Indeed, there is some indication that individual freedom from traditionalistic restraints gained ground in this election cycle; witness votes in favor of allowing gays to marry and legalizing marijuana. But other restraints remain, and the danger arising from the seemingly irrepressible urge of some to use government to save us from ourselves becomes more potent. Also, we're increasingly in thrall to the very wealthy and therefore very powerful, and this is the case because both Democrats and Republicans are nearly their feudal vassals. The Obama campaign is said to have received more money than the Romney campaign, and its doubtful that most of this came from the poor and disadvantaged. There are exceedingly rich people who are ideological Democrats, but just as interested in protecting and increasing their money and their ability to influence life because they have money as are ideological Republicans.

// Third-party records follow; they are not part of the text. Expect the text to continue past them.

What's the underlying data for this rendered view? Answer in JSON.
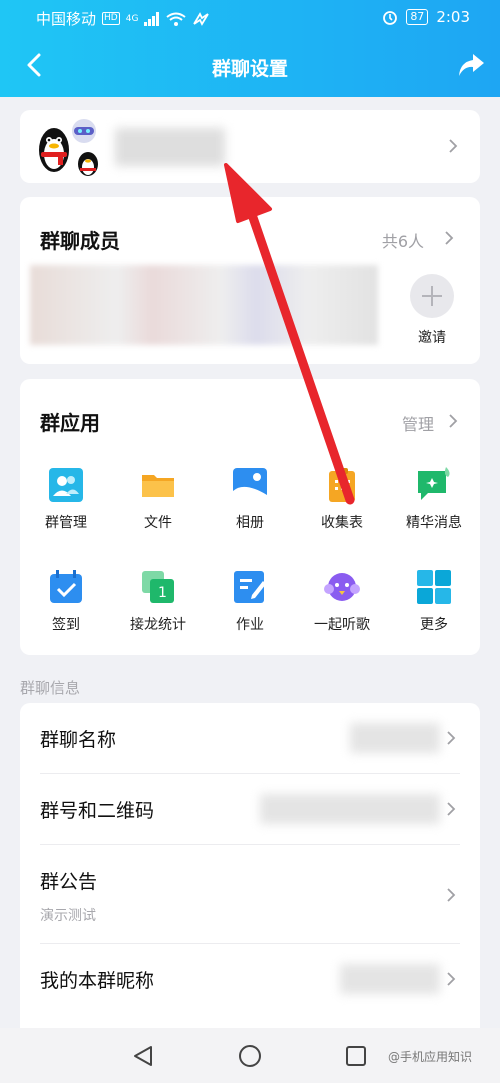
{
  "status_bar": {
    "carrier": "中国移动",
    "hd": "HD",
    "net": "4G",
    "battery": "87",
    "time": "2:03"
  },
  "nav": {
    "title": "群聊设置"
  },
  "members": {
    "title": "群聊成员",
    "count": "共6人",
    "invite_label": "邀请"
  },
  "apps_section": {
    "title": "群应用",
    "manage": "管理",
    "row1": [
      "群管理",
      "文件",
      "相册",
      "收集表",
      "精华消息"
    ],
    "row2": [
      "签到",
      "接龙统计",
      "作业",
      "一起听歌",
      "更多"
    ]
  },
  "info_section": {
    "label": "群聊信息",
    "name_label": "群聊名称",
    "qr_label": "群号和二维码",
    "notice_label": "群公告",
    "notice_value": "演示测试",
    "nickname_label": "我的本群昵称"
  },
  "watermark": "@手机应用知识",
  "colors": {
    "header_start": "#1fc6f5",
    "header_end": "#1ea6f3",
    "arrow": "#e8262c"
  }
}
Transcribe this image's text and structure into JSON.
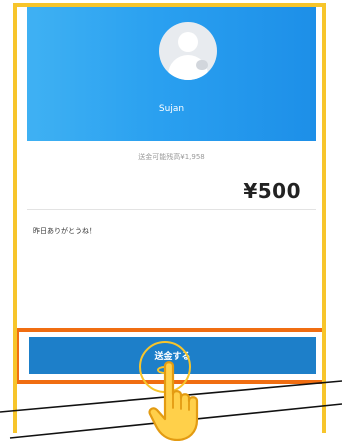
{
  "profile": {
    "user_name": "Sujan",
    "avatar_icon": "user-avatar-icon"
  },
  "transfer": {
    "balance_text": "送金可能残高¥1,958",
    "amount": "¥500",
    "message": "昨日ありがとうね！"
  },
  "actions": {
    "send_label": "送金する"
  },
  "colors": {
    "header_gradient_start": "#3fb1f3",
    "header_gradient_end": "#1d8fe8",
    "send_button": "#1d7fc9",
    "highlight_orange": "#f06d11",
    "frame_yellow": "#f7c52b"
  }
}
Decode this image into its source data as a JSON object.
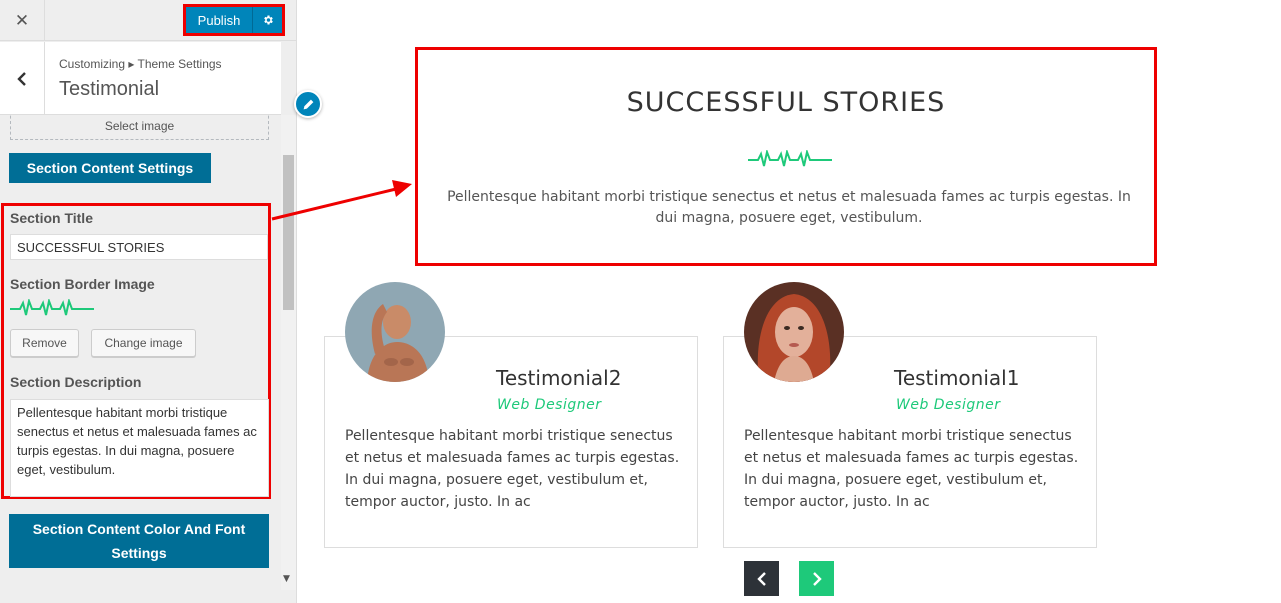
{
  "topbar": {
    "close_glyph": "✕",
    "publish_label": "Publish"
  },
  "panel": {
    "breadcrumb": "Customizing ▸ Theme Settings",
    "title": "Testimonial"
  },
  "controls": {
    "select_image_label": "Select image",
    "content_settings_heading": "Section Content Settings",
    "section_title_label": "Section Title",
    "section_title_value": "SUCCESSFUL STORIES",
    "border_image_label": "Section Border Image",
    "remove_label": "Remove",
    "change_image_label": "Change image",
    "description_label": "Section Description",
    "description_value": "Pellentesque habitant morbi tristique senectus et netus et malesuada fames ac turpis egestas. In dui magna, posuere eget, vestibulum.",
    "color_font_heading": "Section Content Color And Font Settings"
  },
  "preview": {
    "title": "SUCCESSFUL STORIES",
    "description": "Pellentesque habitant morbi tristique senectus et netus et malesuada fames ac turpis egestas. In dui magna, posuere eget, vestibulum.",
    "testimonials": [
      {
        "name": "Testimonial2",
        "role": "Web Designer",
        "text": "Pellentesque habitant morbi tristique senectus et netus et malesuada fames ac turpis egestas. In dui magna, posuere eget, vestibulum et, tempor auctor, justo. In ac"
      },
      {
        "name": "Testimonial1",
        "role": "Web Designer",
        "text": "Pellentesque habitant morbi tristique senectus et netus et malesuada fames ac turpis egestas. In dui magna, posuere eget, vestibulum et, tempor auctor, justo. In ac"
      }
    ]
  },
  "colors": {
    "wp_blue": "#0085ba",
    "heading_blue": "#006e96",
    "highlight_red": "#e00000",
    "accent_green": "#1ec97a",
    "dark_nav": "#2d3238"
  },
  "icons": [
    "close-icon",
    "gear-icon",
    "chevron-left-icon",
    "pencil-icon",
    "heartbeat-wave-icon",
    "chevron-right-icon",
    "arrow-icon"
  ]
}
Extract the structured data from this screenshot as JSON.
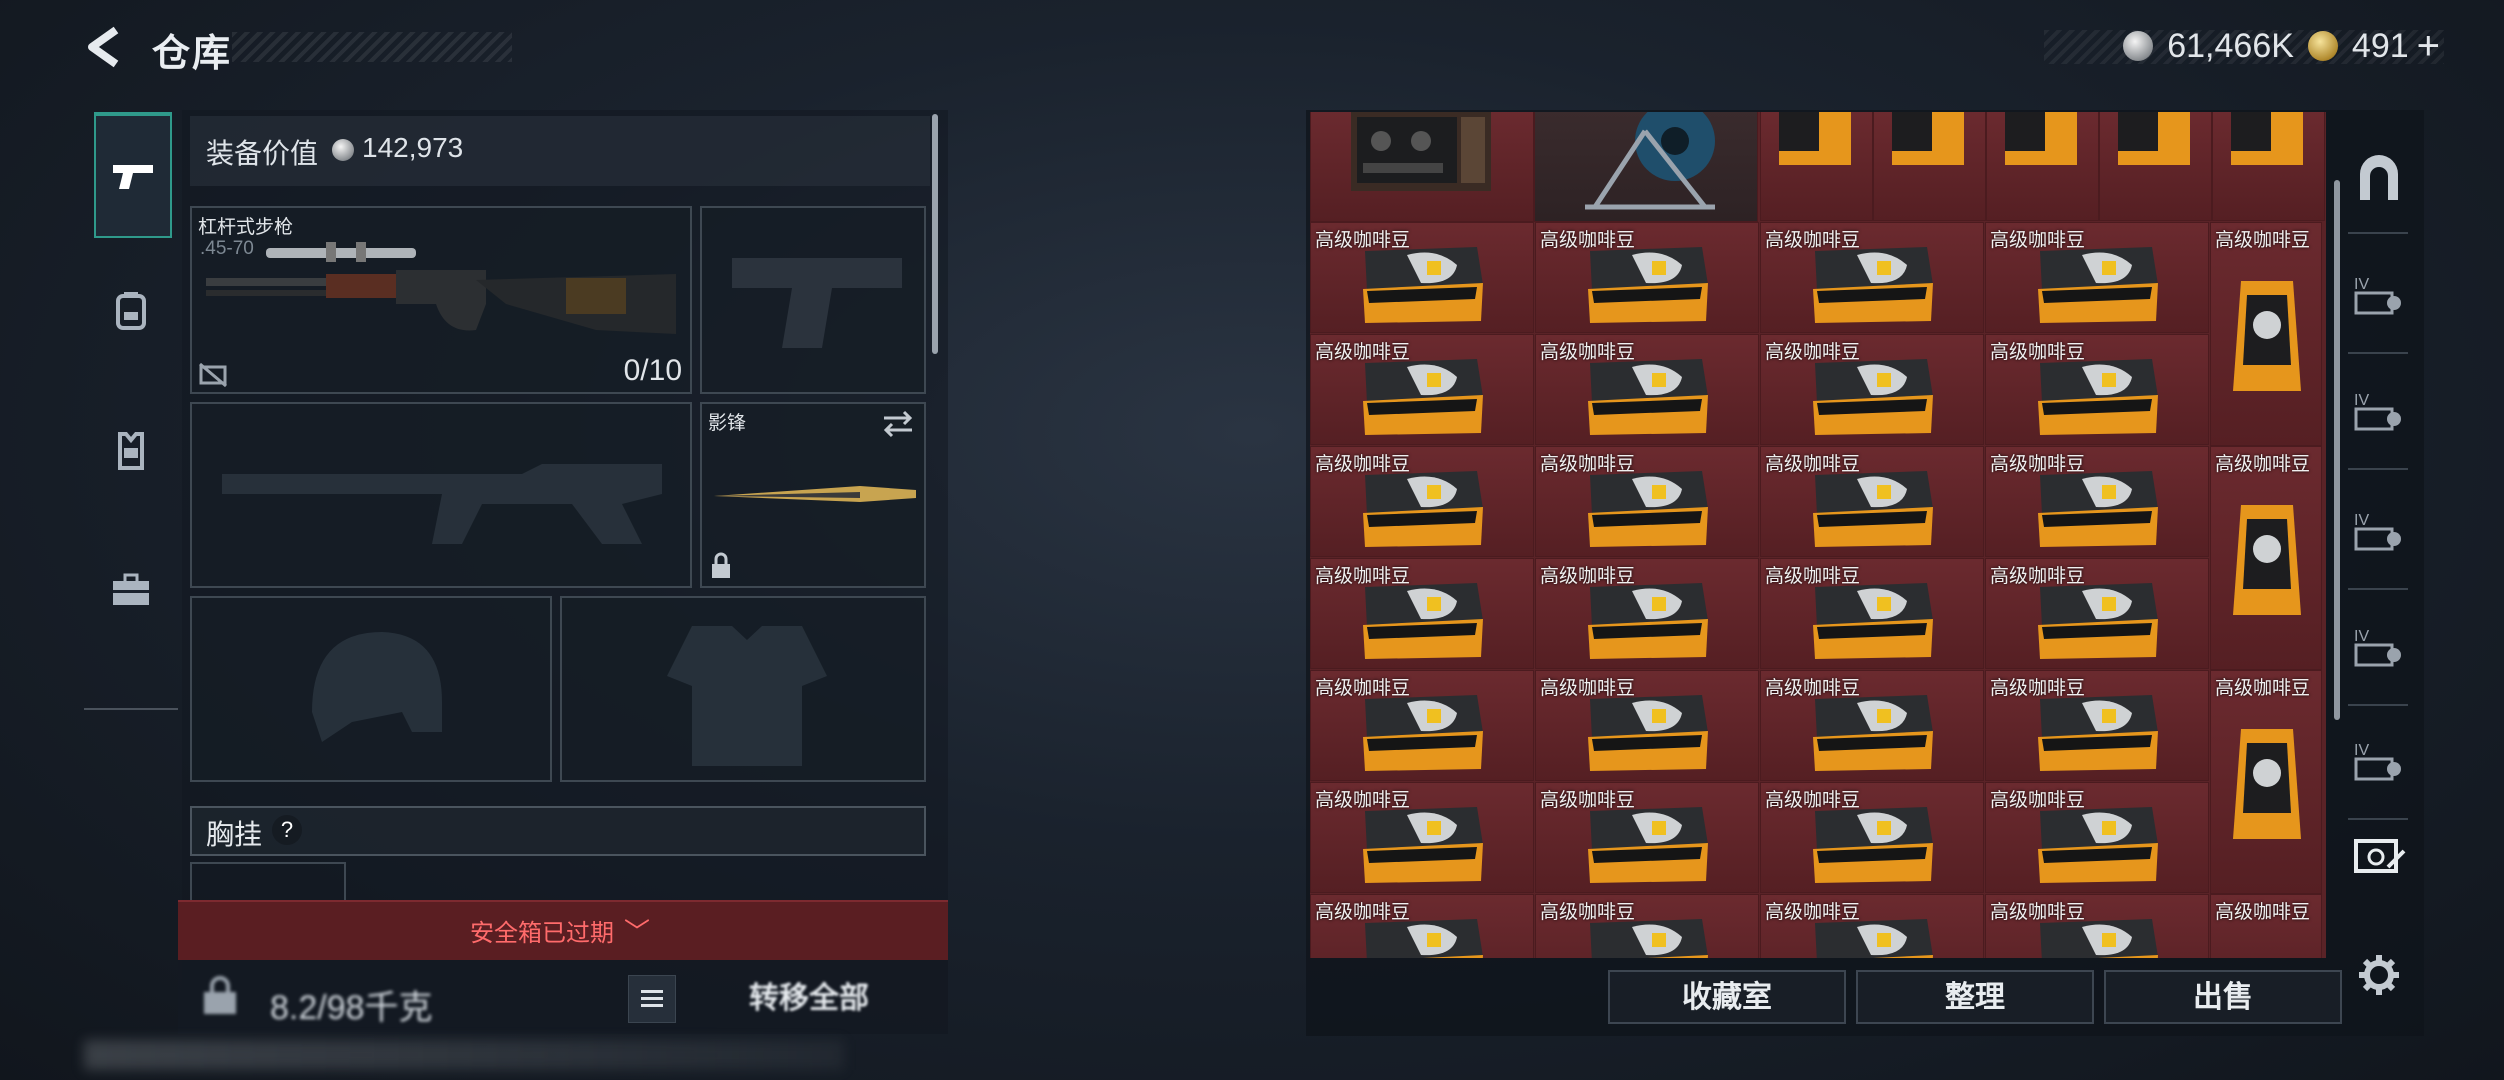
{
  "header": {
    "title": "仓库"
  },
  "currency": {
    "silver": "61,466K",
    "gold": "491",
    "plus": "+"
  },
  "equipment": {
    "value_label": "装备价值",
    "value": "142,973",
    "rifle": {
      "name": "杠杆式步枪",
      "caliber": ".45-70",
      "ammo": "0/10"
    },
    "melee": {
      "name": "影锋"
    },
    "chest_label": "胸挂",
    "chest_help": "?",
    "safe_expired": "安全箱已过期",
    "safe_chevron": "﹀",
    "capacity": "8.2/98千克",
    "transfer_all": "转移全部"
  },
  "grid": {
    "item_name": "高级咖啡豆"
  },
  "buttons": {
    "collection": "收藏室",
    "organize": "整理",
    "sell": "出售"
  },
  "icons": {
    "left_nav": [
      "pistol-icon",
      "backpack-icon",
      "vest-icon",
      "briefcase-icon"
    ],
    "right_nav": [
      "storage-arch-icon",
      "container-iv-icon",
      "container-iv-icon",
      "container-iv-icon",
      "container-iv-icon",
      "container-iv-icon",
      "container-edit-icon",
      "gear-icon"
    ]
  },
  "colors": {
    "accent_teal": "#2f9a8b",
    "grid_red": "#5a2327",
    "warning_red": "#ff6b6b"
  }
}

The fact that these two parties are essentially thralls to a small segment of the population and are interested in remaining so bound makes it difficult for third parties to exist and function in American politics, and this is one of the great defects of our system. It may be the case that Democrats are generally more sympathetic to the idea of change, but their idea of change is too often change through the imposition of government controls and restrictions. The Republicans maintain they seek limited government, but the limitations they seek to impose are too often limitations which have as their purpose benefiting only a few who are already benefited.
Thus far, it seems that most of us are content to let this continue. There will be no significant change until this changes.